İllüstrasyon: Selçuk Ören

2. The Irishman

Martin Scorsese’nin Robert DeNiro ile birlikte 20 yıldır gerçekleştirmeye uğraştığı bu tutku projesi, nihayet bu yıl tamamlanmış haliyle karşımıza çıktı ve sinema tarihine bir eşsiz klasik daha armağan edilmiş oldu. Scorsese kişisel filmografisinin özünü, yılların birikimi ve ustalığıyla harmanlayarak, usta işi bir suç filmine dönüştürüyor ve DeNiro’nun yanına Al Pacino, Joe Pesci, Harvey Keitel gibi ustaları da ekleyip, beyaz perdeye belki de bu ekiple son bir devasa çıkartma yapıyor. Sinemaya uyarlanabilmesi imkânsız gibi görünen I Heard You Paint Houses romanından Steve Zaillian’ın başarıyla uyarladığı bu üç buçuk saatlik epik başyapıt, nedamet ve kayıp duygusu üzerine küçücük bir sırrı, izleyicisine görkemli bir ömürlük macera üzerinden fısıldamayı tercih ediyor ve 20 yıldır bu projenin tamamlanmasını bekleyen Scorsese fanatikleri, yaşam boyu etkisi sürecek bir doyuma ulaşıyor. Sinemanın geleceği üzerine fikir yürütmekten ve işler üretmemekten asla yorulmayan Scorsese, Netflix tarihinin de belki de en tatmin edici yatırımına vesile olmuş oldu The Irishman ile. M.A.

İllüstrasyon: Sadi Güran

1. The Portrait of A Lady on Fire 

Bakmak, görmek, tekrar bakmak, yeniden görmek, anlatmak, dokunmak, bir daha bakmak, bakamamak, unutmak, unutamamak… Ve tüm bunların dökülüp mühürlendiği bir yerde, bir kitabın sayfa numarasında, rüyalara giren bir imajda ve kendine ait bir rüyada yaşayıp gitmesi. Céline Sciamma’nın The Portrait of A Lady on Fire’ı kişiyi suskunluğa itecek, hakkında konuşmayı imkânsız hissettirecek bir cevhere kavuşturuyor seyircisini. Sanatın nesnesine bakışını, ona kapılışını, onda eriyişini ve kendini ona dönüştürmesini âşık olma haliyle, birine gidip onda kalmanın kadim hisleriyle konuşturuyor.
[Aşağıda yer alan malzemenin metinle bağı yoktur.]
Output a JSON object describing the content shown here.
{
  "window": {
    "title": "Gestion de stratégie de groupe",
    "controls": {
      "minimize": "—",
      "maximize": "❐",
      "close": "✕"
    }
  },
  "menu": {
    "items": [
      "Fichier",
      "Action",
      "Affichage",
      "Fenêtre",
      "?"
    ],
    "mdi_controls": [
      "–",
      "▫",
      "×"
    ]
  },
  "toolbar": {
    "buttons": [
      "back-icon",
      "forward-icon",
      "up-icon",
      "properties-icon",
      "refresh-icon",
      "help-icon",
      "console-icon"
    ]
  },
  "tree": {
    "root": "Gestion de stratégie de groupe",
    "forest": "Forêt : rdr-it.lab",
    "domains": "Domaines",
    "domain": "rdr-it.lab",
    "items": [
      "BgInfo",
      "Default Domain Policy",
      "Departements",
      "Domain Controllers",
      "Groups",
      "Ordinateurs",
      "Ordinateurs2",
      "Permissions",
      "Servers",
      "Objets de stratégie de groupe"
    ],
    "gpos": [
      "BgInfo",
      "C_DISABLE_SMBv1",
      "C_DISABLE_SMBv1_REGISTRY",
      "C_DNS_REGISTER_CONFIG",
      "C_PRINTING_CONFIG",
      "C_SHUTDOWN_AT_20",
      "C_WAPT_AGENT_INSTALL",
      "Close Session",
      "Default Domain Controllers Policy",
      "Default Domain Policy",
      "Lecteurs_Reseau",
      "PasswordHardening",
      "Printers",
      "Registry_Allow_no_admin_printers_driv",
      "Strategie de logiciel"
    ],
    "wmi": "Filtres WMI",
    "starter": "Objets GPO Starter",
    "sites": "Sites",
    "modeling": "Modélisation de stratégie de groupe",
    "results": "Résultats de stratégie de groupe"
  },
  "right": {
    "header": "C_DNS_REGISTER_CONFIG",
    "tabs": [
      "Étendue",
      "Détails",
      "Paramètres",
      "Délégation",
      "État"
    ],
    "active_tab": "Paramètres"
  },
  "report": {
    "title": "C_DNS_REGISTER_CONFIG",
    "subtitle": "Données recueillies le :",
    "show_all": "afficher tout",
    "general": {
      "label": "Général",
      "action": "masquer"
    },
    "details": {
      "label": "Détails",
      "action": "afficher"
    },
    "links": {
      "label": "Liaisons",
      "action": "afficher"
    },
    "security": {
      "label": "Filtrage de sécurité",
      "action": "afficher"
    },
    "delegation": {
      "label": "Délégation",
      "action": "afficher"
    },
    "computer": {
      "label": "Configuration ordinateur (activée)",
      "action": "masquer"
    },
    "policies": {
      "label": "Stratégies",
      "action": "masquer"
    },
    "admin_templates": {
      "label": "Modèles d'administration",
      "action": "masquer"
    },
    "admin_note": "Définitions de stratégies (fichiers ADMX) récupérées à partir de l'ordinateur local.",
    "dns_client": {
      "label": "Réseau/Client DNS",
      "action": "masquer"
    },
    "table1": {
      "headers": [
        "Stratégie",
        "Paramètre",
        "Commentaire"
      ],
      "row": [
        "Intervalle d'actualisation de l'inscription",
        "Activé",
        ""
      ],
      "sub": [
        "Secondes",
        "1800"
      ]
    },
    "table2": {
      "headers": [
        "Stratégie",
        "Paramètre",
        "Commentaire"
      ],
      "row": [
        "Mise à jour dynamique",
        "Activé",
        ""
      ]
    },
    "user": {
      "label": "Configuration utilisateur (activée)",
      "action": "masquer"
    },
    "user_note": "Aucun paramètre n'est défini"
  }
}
Sinemaya yeniden âşık ediyor. Sciamma’nın dördüncü uzun metrajı olan bu eşsiz film, 18. yüzyılda Fransa’nın Bretonya bölgesinde bir portre yapma işi alan bir ressamın modeline bakışının, ona âşık oluşunun ve bakanla bakılanın birbirine karışmasının, hem Orfe’nin hem de Evridiki’nin hikâyesi. Belki de defalarca anlatılmış bir hikâyeyi, büyük lafların ve sözle aktarılabilir bağlamların güvenine başvurmadan, zarifçe, sarih ve sade bir sinema diliyle anlatan bir film. Filme ait bütün unsurların birbirini taşıdığı, bir pınara aktığı ve seyircisini sanatın, sinemanın ne olduğu sorusunu soracak cürete doğru taşıyabilen bir seyir deneyimi öte yandan. The Portrait of A Lady on Fire, yalnızca 2019’un değil, çağımızın büyük sinema eserlerinden birisi. Bir 21. yüzyıl klasiği. E.B.B.